Four years on from my purchase, it is still hard to tell from their website which Grenson shoes are English made and which are not. After flitting around the site I stumbled upon the ‘Collections Guide‘ page, which is acccessed via a link almost hidden away on the FAQs page, itself accessed by a link in the footer. I believe their G:ZERO and G:ONE collections are made in England, but it just says “Made entirely in the Grenson factory from ‘skin to box’”. Am I just a middle aged pedant tosser, but what’s wrong with saying “Made entirely in the Grenson factory in Northamptonshire, England from ‘skin to box’”? If they are, say the are! Such beautiful footwear deserves a little more clarity in description.
The Beauty of Classy Shoes
So what can a pair of handmade quality shoes do for you apart from making your wallet lighter? Well, when I wear mine I feel great because they look great. I actually feel like I walk taller and straighter. They are a foundation for confidence. I like how they feel on hard ground and the clack they make with each step. I like the thickness and strength of the leather, the creases that develop and how over time the shoes are trained to your gait and instep; like a self-portrait of your feet. I also feel proud to be wearing quality shoes made in England. And of course, there’s that connection to my Dad.

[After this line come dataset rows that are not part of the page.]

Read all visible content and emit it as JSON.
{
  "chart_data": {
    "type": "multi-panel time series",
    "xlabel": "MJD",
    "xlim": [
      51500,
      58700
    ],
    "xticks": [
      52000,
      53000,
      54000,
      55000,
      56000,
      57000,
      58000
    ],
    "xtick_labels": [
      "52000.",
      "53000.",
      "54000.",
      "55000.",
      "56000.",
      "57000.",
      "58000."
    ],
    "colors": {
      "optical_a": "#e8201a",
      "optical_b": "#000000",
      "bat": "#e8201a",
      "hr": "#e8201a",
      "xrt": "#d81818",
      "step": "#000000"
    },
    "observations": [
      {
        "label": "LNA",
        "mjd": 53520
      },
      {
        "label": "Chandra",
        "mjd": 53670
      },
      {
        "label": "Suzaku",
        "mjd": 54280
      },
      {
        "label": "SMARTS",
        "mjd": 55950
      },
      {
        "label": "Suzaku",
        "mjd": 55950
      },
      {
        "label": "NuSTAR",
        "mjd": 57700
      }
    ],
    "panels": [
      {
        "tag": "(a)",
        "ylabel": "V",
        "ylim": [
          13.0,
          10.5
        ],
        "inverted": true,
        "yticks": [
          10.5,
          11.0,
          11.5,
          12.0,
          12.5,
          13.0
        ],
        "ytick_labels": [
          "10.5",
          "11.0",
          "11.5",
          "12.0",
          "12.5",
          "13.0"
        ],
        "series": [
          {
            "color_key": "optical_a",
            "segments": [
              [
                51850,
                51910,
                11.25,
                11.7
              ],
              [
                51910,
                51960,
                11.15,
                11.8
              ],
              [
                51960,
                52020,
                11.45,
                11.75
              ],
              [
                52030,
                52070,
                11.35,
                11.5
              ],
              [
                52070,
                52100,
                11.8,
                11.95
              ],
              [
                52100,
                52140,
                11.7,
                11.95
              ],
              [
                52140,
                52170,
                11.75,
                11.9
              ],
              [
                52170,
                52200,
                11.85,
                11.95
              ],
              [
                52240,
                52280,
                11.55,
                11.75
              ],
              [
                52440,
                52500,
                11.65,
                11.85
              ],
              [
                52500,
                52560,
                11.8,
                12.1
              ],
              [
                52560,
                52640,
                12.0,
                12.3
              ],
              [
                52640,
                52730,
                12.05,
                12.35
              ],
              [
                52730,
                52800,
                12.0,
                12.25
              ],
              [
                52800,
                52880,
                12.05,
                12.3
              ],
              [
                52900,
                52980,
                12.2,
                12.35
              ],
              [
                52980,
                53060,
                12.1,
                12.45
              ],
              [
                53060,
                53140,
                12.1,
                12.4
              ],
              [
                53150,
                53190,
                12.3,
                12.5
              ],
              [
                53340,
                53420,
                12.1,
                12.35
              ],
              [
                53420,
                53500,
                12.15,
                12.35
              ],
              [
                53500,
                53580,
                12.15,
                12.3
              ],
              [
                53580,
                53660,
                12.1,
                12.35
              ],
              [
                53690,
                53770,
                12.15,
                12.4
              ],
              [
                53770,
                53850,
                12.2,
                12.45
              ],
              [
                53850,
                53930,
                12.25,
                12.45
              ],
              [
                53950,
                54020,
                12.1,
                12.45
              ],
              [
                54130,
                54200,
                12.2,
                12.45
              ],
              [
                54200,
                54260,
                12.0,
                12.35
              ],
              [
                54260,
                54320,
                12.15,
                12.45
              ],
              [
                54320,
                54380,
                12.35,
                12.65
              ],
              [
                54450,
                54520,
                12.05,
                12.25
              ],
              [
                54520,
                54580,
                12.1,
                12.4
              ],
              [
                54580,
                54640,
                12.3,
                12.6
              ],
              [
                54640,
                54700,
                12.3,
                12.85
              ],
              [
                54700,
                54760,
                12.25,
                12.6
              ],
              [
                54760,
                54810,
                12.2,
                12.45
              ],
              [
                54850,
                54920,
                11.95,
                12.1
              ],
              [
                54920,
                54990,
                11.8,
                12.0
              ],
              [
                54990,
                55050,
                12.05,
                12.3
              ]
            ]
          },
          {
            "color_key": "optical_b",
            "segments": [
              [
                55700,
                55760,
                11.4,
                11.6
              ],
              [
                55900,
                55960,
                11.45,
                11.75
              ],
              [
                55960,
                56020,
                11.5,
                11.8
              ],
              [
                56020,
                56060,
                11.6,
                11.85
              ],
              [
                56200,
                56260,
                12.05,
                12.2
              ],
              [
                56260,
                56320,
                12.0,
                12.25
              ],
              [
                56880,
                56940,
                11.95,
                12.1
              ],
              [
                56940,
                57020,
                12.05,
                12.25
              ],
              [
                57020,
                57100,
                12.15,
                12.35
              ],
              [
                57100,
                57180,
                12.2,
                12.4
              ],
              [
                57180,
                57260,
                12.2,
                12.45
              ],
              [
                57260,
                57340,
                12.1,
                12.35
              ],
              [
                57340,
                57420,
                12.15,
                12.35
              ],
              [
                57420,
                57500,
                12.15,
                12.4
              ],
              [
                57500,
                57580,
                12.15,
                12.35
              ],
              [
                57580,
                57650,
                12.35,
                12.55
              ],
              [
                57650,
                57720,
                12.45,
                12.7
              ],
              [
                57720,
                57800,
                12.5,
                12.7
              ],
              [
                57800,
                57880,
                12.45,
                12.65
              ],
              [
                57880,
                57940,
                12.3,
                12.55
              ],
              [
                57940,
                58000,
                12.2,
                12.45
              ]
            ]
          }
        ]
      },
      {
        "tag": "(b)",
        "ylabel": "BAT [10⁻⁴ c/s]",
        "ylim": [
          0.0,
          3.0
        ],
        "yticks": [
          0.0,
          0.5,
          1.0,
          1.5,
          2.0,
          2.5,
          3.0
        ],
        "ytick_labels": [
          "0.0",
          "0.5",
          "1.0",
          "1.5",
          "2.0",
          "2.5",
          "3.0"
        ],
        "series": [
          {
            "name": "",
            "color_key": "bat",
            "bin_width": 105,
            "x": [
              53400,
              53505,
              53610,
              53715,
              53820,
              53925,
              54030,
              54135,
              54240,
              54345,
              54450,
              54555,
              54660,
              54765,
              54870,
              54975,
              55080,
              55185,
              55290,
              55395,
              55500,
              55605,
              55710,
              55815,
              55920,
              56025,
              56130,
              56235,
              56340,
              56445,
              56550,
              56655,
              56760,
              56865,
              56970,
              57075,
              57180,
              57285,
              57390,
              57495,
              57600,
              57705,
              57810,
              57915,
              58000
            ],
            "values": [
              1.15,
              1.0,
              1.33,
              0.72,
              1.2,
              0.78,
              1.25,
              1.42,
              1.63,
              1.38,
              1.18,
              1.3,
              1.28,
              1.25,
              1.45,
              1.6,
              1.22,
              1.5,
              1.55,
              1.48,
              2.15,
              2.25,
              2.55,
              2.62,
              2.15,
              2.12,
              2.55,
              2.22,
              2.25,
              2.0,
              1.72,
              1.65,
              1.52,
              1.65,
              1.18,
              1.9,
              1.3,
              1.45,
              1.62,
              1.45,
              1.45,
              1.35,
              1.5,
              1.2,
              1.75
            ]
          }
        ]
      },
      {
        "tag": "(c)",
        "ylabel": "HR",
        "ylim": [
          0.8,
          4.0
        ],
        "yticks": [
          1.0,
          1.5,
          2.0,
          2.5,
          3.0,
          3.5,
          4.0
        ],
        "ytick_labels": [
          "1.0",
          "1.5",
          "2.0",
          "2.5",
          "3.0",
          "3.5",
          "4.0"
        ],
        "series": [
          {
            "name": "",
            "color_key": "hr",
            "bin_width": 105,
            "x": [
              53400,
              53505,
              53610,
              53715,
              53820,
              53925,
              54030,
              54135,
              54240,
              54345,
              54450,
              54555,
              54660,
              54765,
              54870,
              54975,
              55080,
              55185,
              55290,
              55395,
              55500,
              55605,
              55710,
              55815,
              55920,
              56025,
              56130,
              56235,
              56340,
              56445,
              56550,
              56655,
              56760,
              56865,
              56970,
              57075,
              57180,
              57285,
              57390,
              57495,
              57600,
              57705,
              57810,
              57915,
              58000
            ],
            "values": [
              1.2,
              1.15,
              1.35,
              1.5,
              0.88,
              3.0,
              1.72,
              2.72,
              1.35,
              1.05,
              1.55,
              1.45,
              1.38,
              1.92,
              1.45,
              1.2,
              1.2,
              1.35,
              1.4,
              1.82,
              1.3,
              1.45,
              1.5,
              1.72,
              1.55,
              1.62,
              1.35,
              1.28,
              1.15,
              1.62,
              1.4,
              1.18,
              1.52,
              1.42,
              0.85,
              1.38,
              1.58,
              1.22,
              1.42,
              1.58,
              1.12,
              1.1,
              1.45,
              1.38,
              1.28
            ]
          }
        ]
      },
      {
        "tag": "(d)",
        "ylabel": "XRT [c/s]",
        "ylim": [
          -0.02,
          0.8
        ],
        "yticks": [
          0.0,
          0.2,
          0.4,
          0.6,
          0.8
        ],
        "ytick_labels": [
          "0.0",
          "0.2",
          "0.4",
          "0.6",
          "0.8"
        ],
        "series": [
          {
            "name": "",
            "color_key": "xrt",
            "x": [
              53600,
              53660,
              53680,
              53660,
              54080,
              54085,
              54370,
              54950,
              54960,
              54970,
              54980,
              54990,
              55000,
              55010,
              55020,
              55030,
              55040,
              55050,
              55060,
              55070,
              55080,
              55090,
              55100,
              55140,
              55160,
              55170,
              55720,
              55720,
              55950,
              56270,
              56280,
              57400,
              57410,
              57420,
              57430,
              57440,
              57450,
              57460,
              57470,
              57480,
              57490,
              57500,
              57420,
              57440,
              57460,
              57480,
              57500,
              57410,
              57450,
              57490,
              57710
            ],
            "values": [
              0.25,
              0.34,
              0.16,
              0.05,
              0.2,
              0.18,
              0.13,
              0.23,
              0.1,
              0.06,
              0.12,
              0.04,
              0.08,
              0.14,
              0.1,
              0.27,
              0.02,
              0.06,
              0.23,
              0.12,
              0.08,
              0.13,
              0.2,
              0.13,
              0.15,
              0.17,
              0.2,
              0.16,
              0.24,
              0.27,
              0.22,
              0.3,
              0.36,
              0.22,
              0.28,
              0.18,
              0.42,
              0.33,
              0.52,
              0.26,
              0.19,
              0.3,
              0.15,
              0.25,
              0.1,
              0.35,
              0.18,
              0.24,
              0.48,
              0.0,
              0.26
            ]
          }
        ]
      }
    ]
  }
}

Tan brogues go exceptionally well with dark suit trousers; a deep blue trouser best of all I would say. They also look good with blue jeans, regardless of shade of blue. I would avoid wearing them with skinny jeans though, unless you want to look like Desperate Dan in his best shoes. In fact, just avoid skinny jeans. Always.
Good and Bad News
English shoemaking is in better shape than it has been for years, party due to new interest in the UK, but mostly due to a growing export market; the rich appeal of heritage, beautiful design, the highest quality of leather and craftsmanship has helped English shoemakers become global brands. These venerable names that hung on during leaner years are now benefiting from not outsourcing or using a canny blend of made here and made elsewhere, depending on the depth of your pockets.
Unfortunately though, for my one remaining nearby retailer of fine English shoes, Anderson’s of Durham, it’s all over; another casualty of the coronavirus pandemic and bloody out of town malls.